Austria AMS employment service job seeker predictions

The so-called 'AMS algorithm' was developed in 2018 by Austria's Public Employment Service (Arbeitsmarktservice or 'AMS') to predict a job seeker’s employment prospects and allocate appropriate forms of support to them.

The system works by automatically classifying job seekers and calculating individual 'IC' scores based on their gender, age, citizenship, education, health, care obligation and work experience, amongst other factors, to determine their relative employability. 

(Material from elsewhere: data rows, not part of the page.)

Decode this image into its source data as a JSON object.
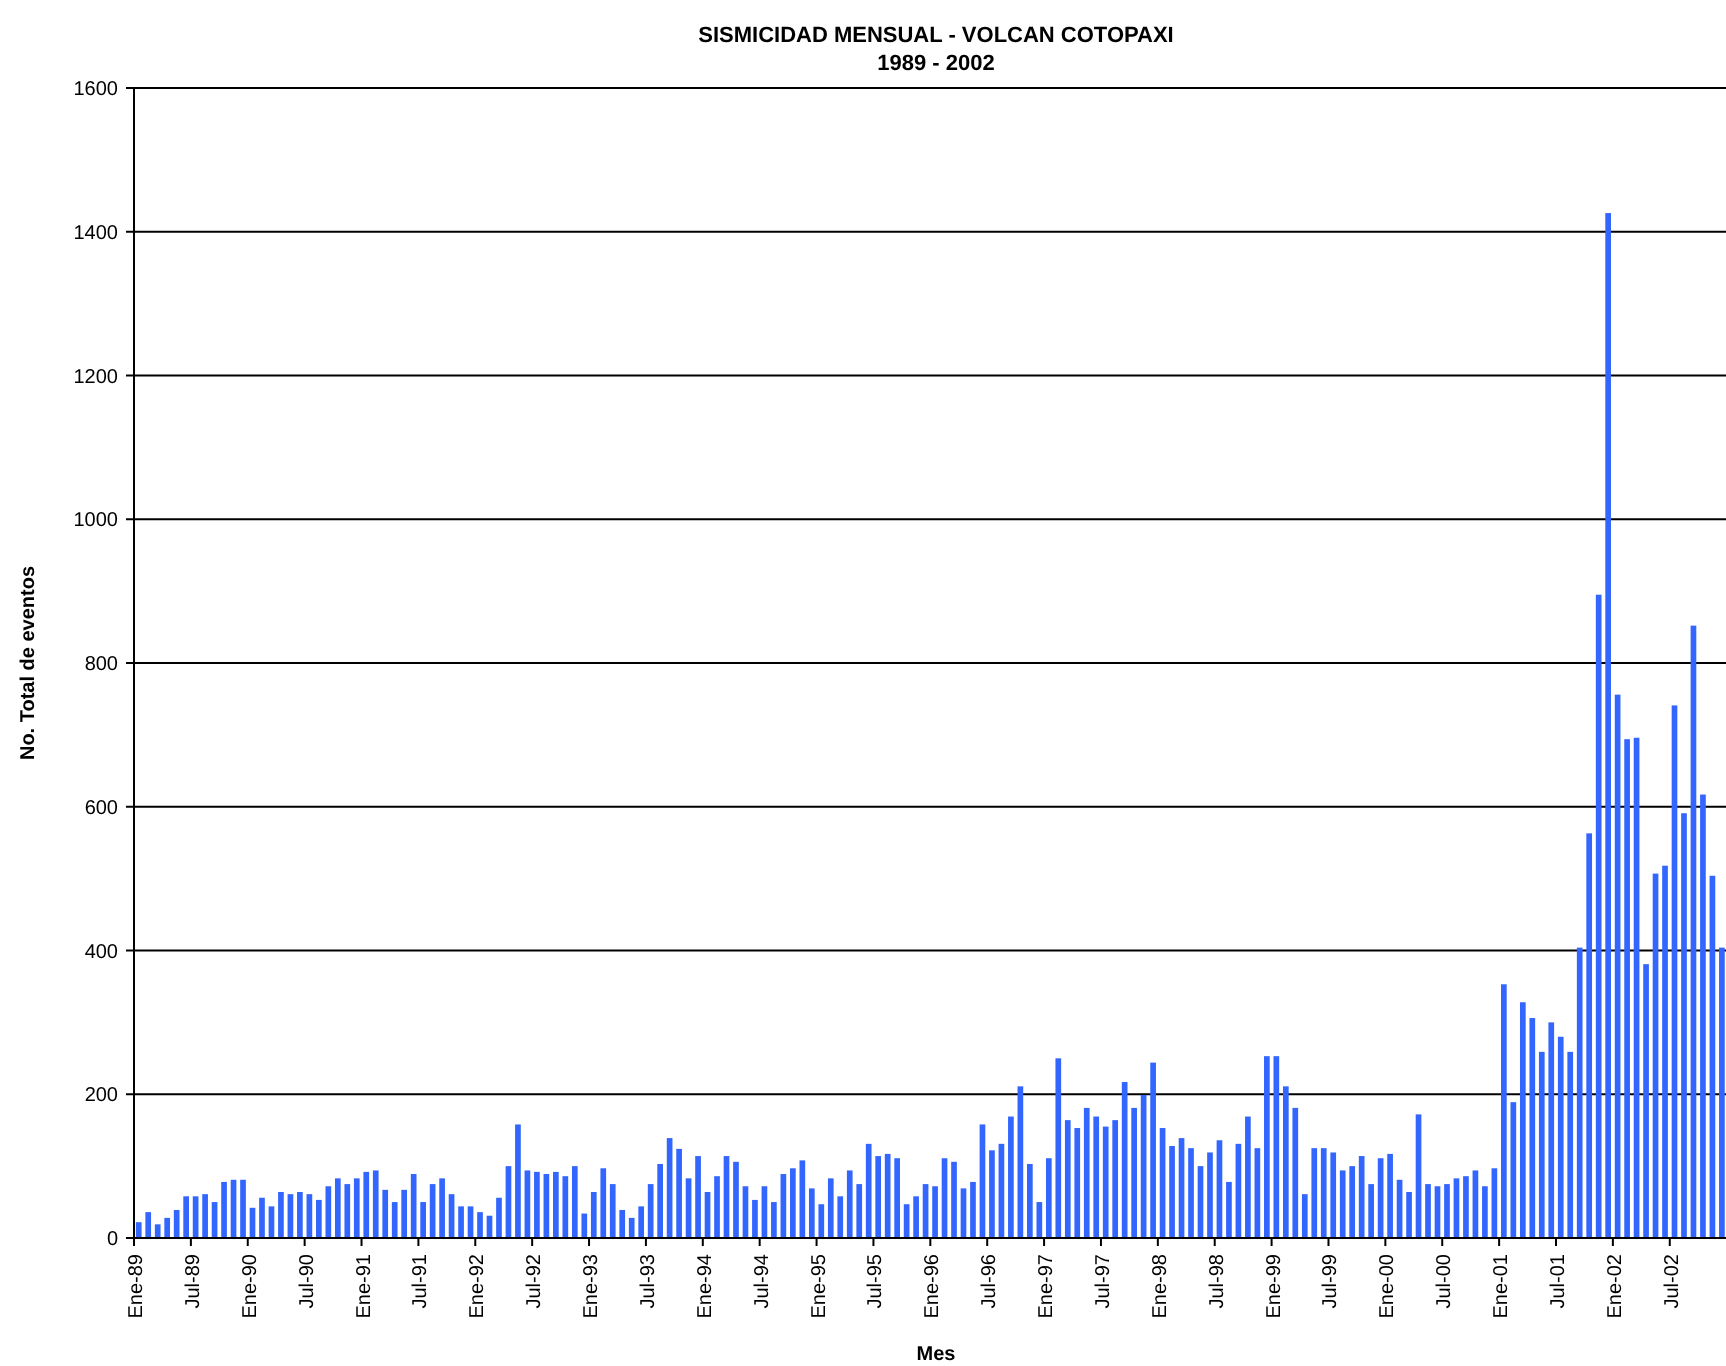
{
  "chart_data": {
    "type": "bar",
    "title": "SISMICIDAD MENSUAL - VOLCAN COTOPAXI",
    "subtitle": "1989 - 2002",
    "xlabel": "Mes",
    "ylabel": "No. Total de eventos",
    "categories": [
      "Ene-89",
      null,
      null,
      null,
      null,
      null,
      "Jul-89",
      null,
      null,
      null,
      null,
      null,
      "Ene-90",
      null,
      null,
      null,
      null,
      null,
      "Jul-90",
      null,
      null,
      null,
      null,
      null,
      "Ene-91",
      null,
      null,
      null,
      null,
      null,
      "Jul-91",
      null,
      null,
      null,
      null,
      null,
      "Ene-92",
      null,
      null,
      null,
      null,
      null,
      "Jul-92",
      null,
      null,
      null,
      null,
      null,
      "Ene-93",
      null,
      null,
      null,
      null,
      null,
      "Jul-93",
      null,
      null,
      null,
      null,
      null,
      "Ene-94",
      null,
      null,
      null,
      null,
      null,
      "Jul-94",
      null,
      null,
      null,
      null,
      null,
      "Ene-95",
      null,
      null,
      null,
      null,
      null,
      "Jul-95",
      null,
      null,
      null,
      null,
      null,
      "Ene-96",
      null,
      null,
      null,
      null,
      null,
      "Jul-96",
      null,
      null,
      null,
      null,
      null,
      "Ene-97",
      null,
      null,
      null,
      null,
      null,
      "Jul-97",
      null,
      null,
      null,
      null,
      null,
      "Ene-98",
      null,
      null,
      null,
      null,
      null,
      "Jul-98",
      null,
      null,
      null,
      null,
      null,
      "Ene-99",
      null,
      null,
      null,
      null,
      null,
      "Jul-99",
      null,
      null,
      null,
      null,
      null,
      "Ene-00",
      null,
      null,
      null,
      null,
      null,
      "Jul-00",
      null,
      null,
      null,
      null,
      null,
      "Ene-01",
      null,
      null,
      null,
      null,
      null,
      "Jul-01",
      null,
      null,
      null,
      null,
      null,
      "Ene-02",
      null,
      null,
      null,
      null,
      null,
      "Jul-02",
      null,
      null,
      null,
      null,
      null
    ],
    "values": [
      22,
      36,
      19,
      28,
      39,
      58,
      58,
      61,
      50,
      78,
      81,
      81,
      42,
      56,
      44,
      64,
      61,
      64,
      61,
      53,
      72,
      83,
      75,
      83,
      92,
      94,
      67,
      50,
      67,
      89,
      50,
      75,
      83,
      61,
      44,
      44,
      36,
      31,
      56,
      100,
      158,
      94,
      92,
      89,
      92,
      86,
      100,
      34,
      64,
      97,
      75,
      39,
      28,
      44,
      75,
      103,
      139,
      124,
      83,
      114,
      64,
      86,
      114,
      106,
      72,
      53,
      72,
      50,
      89,
      97,
      108,
      69,
      47,
      83,
      58,
      94,
      75,
      131,
      114,
      117,
      111,
      47,
      58,
      75,
      72,
      111,
      106,
      69,
      78,
      158,
      122,
      131,
      169,
      211,
      103,
      50,
      111,
      250,
      164,
      153,
      181,
      169,
      155,
      164,
      217,
      181,
      199,
      244,
      153,
      128,
      139,
      125,
      100,
      119,
      136,
      78,
      131,
      169,
      125,
      253,
      253,
      211,
      181,
      61,
      125,
      125,
      119,
      94,
      100,
      114,
      75,
      111,
      117,
      81,
      64,
      172,
      75,
      72,
      75,
      83,
      86,
      94,
      72,
      97,
      353,
      189,
      328,
      306,
      259,
      300,
      280,
      259,
      404,
      563,
      895,
      1426,
      756,
      694,
      696,
      381,
      507,
      518,
      741,
      591,
      852,
      617,
      504,
      404
    ],
    "color": "#3366ff",
    "ylim": [
      0,
      1600
    ],
    "yticks": [
      0,
      200,
      400,
      600,
      800,
      1000,
      1200,
      1400,
      1600
    ],
    "grid": "y"
  }
}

It then assigns them to one of three possible prospective employability groups - A (High), B (Medium), or C (Low) - though job seeker scores can be petitioned against and overriden by human case workers.

System 🤖

System databank 🔢

Operator: Public Employment Service (AMS)
Developer: Synthesis Forschung; Public Employment Service (AMS)
Country: Austria

Sector: Govt - employment

Purpose: Assess employability

Technology: Prediction algorithm
Issue: Bias/discrimination - gender, disability, age, location

Transparency: Black box

Risks and harms 🛑

Discrimination, structural prejudices

Academics and civil rights groups found that the algorithm gives lower scores to women over 30, women with childcare obligations, migrants, or people with disabilities, placing them in lower categories even if they had the same qualifications as men or non-disabled people. By contrast, men with children are not negatively weighted.

It is also seen to discriminate against people living in areas of the country where unemployment rates tend to be high, thereby reinforcing structural prejudices or stereotypes. In addition, the system ignores important factors when taking into account someone's employability - for example, it fails to capture or analyse soft skills and motivations in a quantifiable manner. 

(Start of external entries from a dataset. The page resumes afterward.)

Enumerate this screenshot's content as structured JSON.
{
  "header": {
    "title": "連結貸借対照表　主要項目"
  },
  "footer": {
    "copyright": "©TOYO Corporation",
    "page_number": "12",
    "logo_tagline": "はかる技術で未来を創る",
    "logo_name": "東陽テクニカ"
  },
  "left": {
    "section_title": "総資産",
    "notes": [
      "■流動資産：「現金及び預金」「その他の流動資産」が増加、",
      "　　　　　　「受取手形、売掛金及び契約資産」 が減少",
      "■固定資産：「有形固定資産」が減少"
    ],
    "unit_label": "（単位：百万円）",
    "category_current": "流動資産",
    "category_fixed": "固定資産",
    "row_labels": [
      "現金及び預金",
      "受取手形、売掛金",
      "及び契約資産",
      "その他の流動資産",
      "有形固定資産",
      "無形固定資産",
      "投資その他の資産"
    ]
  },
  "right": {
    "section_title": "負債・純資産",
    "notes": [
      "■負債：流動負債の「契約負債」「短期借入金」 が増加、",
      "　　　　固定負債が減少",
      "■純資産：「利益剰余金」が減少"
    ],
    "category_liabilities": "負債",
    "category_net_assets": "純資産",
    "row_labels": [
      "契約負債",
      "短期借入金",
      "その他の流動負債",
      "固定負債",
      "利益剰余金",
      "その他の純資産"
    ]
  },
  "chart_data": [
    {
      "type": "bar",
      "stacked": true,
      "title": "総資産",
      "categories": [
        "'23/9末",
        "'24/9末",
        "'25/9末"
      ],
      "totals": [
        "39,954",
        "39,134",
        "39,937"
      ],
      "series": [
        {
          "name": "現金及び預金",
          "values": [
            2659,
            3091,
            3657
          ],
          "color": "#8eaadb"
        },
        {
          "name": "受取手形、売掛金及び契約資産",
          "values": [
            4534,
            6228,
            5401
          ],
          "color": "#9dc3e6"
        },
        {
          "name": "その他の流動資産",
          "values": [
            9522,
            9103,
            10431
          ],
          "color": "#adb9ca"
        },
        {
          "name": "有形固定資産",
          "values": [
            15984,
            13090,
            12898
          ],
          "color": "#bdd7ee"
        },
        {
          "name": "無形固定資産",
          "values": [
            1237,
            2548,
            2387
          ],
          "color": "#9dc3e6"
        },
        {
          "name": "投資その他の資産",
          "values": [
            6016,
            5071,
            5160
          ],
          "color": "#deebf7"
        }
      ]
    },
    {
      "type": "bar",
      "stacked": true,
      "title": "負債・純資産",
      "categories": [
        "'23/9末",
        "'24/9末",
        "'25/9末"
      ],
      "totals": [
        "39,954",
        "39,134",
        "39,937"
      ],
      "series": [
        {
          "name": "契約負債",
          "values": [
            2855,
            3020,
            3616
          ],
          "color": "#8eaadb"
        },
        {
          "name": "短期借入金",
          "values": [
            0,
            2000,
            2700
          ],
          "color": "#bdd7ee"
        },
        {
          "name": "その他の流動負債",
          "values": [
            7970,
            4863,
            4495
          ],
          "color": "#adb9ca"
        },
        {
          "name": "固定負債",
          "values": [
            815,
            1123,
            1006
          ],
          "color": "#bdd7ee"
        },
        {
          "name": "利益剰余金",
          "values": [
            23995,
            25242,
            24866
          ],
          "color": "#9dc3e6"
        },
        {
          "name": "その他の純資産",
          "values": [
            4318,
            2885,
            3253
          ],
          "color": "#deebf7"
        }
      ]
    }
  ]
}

In response the AMS contended that the results allow it to better understand the population and its abilities so that it can better target its support. ‘Building an accurate picture of what is our reality cannot in itself be called discriminatory,’ it argued.

Transparency 🙈

The AMS has promised to make its algorithmic system transparent and accountable. 

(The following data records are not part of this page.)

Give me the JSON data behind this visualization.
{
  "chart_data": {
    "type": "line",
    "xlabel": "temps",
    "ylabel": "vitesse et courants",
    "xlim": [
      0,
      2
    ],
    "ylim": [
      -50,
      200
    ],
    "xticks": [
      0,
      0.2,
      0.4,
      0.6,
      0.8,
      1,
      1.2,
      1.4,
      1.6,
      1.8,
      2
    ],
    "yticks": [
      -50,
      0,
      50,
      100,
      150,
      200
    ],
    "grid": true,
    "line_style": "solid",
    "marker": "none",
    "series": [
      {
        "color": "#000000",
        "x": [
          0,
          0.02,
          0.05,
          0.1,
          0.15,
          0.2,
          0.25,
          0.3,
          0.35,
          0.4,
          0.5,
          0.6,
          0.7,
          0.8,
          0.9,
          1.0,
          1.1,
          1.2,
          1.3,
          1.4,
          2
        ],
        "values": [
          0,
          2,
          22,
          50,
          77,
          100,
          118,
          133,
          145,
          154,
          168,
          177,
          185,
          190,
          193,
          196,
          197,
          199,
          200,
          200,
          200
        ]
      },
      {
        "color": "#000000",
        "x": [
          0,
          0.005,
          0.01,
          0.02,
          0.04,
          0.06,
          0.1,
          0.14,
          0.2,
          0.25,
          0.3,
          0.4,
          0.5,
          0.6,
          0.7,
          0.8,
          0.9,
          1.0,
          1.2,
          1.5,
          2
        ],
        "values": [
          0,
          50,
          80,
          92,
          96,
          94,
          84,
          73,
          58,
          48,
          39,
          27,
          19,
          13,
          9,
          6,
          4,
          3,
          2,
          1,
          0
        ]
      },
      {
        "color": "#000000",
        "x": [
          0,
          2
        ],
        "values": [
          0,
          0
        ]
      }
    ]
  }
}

But researchers have shown that definitions, data collection and management practices, and information about its models, are either overly technical to the point of incomprehensible, missing, or lack detail. As AlgorithmWatch pointed out, it has only released two of the 96 statistical models claimed to be used to assess job seekers. 

Furthermore, job seekers are provided very little information to understand how the system works, and find it very difficult to challenge their classifications and scores.